Mor lui montra les dents depuis le haut de l'escalier, avant de lui adresser un geste obscène. Cassian ne la quitta pas des yeux alors qu'elle descendait l'escalier beaucoup plus lentement que moi, telle une reine, ses cheveux blond formant un halo doré.

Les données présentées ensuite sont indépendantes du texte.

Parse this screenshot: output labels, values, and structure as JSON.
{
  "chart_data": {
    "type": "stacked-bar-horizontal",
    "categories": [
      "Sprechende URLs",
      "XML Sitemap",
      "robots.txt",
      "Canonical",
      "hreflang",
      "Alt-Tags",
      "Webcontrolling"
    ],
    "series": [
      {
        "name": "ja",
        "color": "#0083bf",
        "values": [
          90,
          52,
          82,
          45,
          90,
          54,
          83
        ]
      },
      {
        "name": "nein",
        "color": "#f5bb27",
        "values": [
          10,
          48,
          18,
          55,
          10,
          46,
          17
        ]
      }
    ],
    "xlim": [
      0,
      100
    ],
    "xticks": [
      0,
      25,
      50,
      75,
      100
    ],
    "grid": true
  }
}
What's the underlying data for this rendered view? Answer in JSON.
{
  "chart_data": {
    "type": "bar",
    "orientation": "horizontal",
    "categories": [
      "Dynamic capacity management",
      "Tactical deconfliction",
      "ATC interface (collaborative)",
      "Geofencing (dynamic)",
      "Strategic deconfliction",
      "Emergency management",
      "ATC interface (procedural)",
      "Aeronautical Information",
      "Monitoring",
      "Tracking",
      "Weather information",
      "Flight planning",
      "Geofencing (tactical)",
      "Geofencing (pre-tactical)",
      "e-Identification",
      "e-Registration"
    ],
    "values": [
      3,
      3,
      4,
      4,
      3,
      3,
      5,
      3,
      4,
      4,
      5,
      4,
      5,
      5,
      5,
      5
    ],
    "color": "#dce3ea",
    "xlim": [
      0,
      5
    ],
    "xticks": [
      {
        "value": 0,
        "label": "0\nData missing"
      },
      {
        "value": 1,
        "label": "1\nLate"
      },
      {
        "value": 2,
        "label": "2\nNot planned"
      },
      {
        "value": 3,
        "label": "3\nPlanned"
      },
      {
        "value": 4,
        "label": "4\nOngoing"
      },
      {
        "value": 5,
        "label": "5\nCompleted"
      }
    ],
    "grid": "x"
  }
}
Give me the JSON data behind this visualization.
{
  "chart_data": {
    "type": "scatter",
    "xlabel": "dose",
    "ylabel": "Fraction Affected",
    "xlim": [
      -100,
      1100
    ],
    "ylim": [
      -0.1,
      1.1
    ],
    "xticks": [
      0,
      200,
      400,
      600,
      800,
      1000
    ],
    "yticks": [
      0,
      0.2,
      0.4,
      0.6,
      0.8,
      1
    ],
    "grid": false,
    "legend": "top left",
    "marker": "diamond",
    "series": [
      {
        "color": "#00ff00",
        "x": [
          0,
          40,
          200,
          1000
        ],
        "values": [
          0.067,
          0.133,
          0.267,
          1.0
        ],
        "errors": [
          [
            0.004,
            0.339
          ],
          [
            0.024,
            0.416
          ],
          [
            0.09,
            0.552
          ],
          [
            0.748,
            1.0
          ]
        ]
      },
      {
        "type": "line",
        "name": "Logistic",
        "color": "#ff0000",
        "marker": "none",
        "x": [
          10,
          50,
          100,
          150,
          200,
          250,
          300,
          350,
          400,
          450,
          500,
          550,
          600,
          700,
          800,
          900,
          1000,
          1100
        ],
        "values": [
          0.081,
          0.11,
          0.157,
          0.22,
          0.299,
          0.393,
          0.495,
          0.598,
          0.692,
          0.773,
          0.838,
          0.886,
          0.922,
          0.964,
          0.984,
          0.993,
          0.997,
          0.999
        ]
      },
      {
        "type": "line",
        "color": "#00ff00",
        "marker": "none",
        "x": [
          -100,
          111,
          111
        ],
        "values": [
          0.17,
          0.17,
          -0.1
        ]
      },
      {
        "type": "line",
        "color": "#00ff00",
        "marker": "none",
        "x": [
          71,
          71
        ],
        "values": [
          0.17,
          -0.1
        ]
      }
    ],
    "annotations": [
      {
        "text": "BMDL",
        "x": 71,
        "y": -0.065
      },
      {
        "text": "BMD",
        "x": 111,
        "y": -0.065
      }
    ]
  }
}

"-J'ai à faire en ville. Je vous rejoindrai après sur le terrain d'entraînement. On verra alors si tu fais autant le fanfaron.
"-On peut y aller ?! Vous vous chercherez des noises plus tard ! m'exclamais-je trop impatiente pour les laisser se disputer plus longtemps.
-Si jeune et déjà rabat-joie, se moqua Cassian, tu passes trop de temps avec Amren, Elysia. D'accord, d'accord on y va. ajouta-t-il en me voyant mettre les mains sur mes hanches et mes yeux lancer des éclairs. Tu voles où tu préfères que je te porte ?
-Bien sur que je vais voler ! répondis-je. Je ne suis plus un bébé. Rhys dit que mes ailes sont assez fortes pour que je puisse voler jusqu'au Pavillon du Vent maintenant.
-Très bien, dit-il. Mais tu restes près de moi, pas comme la dernière fois.
-Il y avait un courant ascendant. Ce n'est pas de ma faute si t'es trop vieux pour me suivre, me moquai-je.
-Tu vas voir comme le "vieux" va t'en faire baver sur le terrain d'entraînement, s'exclama Cassian d'un air faussement menaçant. Allez en route jeune fille !"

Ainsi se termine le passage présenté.